As a writer, your books have crossed and mixed genres, blending stories, essays, and a very intimate form of art criticism all your own.

To tell the truth, I never really thought of myself as an art critic. I mean, I wrote a lot about art, particularly visual art, but my approach was—how to put it? The primary thing wasn’t to say whether a work was good or bad; it was rather to look and try to discover the stories within it. There was always this connection between art and all the other things that were happening in the world at the time, many of which were, in the wider sense of the word, political. For me, Bento’s Sketchbook, though it’s about drawing and flowers and Velasquez, among other things, is actually a political book. It’s an attempt to look at the world today and to try to face up to both the hope and despair that millions of people live with. In some very small and personal way, that’s what I wanted to address with this book.

Your books are full of fraternal voices, whether historical figures or friends or fellow writers like Arundhati Roy. Is it a conscious decision to include so many characters from your life?

Yes, I suppose it’s a choice, but it’s not that one day I sit down and say, I want to write about Arundhati Roy. She appeared in my imagination, in my mind, and I didn’t refuse the idea. I think that we often imagine that writers make more choices and decisions than they really do. Some of what happens is quite natural, and most of the real decisions are about correcting or eliminating.

One idea that you return to in your writing is the question of how art ages, how it is physically altered and understood differently over time.

Yes, there are paintings or books that certainly seem to age and there are others that remain very contemporary—the way people see them may change, but they don’t seem obsolete. A dramatic example is the two Egyptian portraits included in my novel From A to X that were painted in the second century. When you look at them they seem completely contemporary. You have the feeling that that man and woman could be living today, but in fact they are nearly two thousand years old.

Another great subject of yours has been the transformation of modern Europe, which is at the heart of your peasant trilogy, “Into Their Labours,” as well as the more recent political essays of Hold Everything Dear.

Yes, not only of Europe, but the world. And of course with these historic changes, what also changes is how we imagine or perceive the future. And it seems to me that when I’m writing—and it’s not only me, but many writers—when we write, we’re writing for the future. Not in a pretentious sense, out of a feeling that what we’re writing is immortal, but in that addressing the future, among other things, we’re also addressing the question of human hope.

The experience of riding a motorcycle—a recurring motif in work—is here compared to Spinoza working on his lens grinder.

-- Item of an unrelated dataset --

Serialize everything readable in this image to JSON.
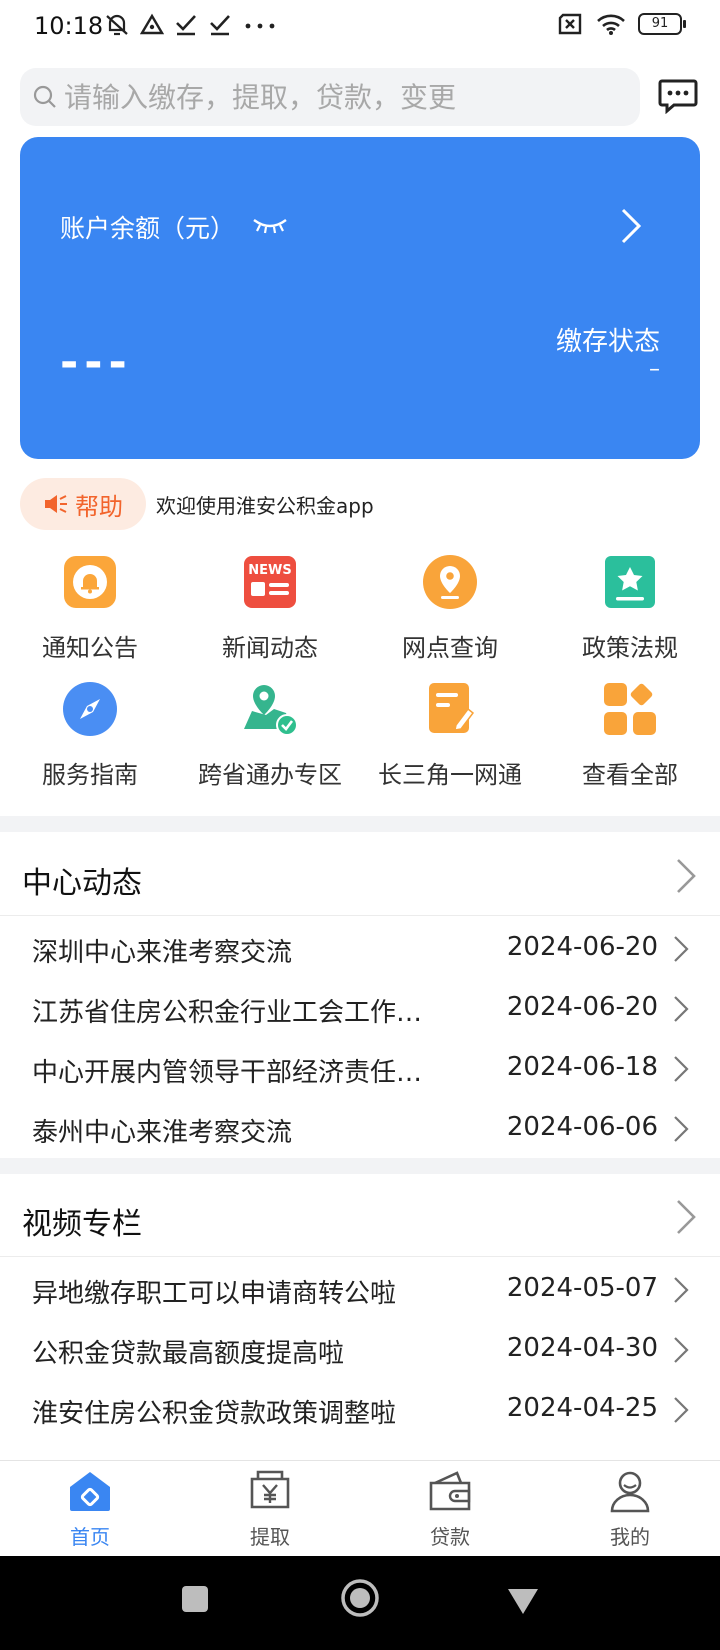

Both require a heightened sense of concentration and awareness that epitomizes your concept of “ways of seeing” the world.

Yes, that’s right, exactly. There are really two things about riding a motorbike that help to explain my passion for it. One is that the relation between a decision and its consequences is so close. And since you are so vulnerable, it demands a quality of observation that is extremely intense. This observation is not only of what is happening but also of what may happen in the very next instant. Most bikers observe ten times more than those driving four-wheeled vehicles—their actual survival depends on it!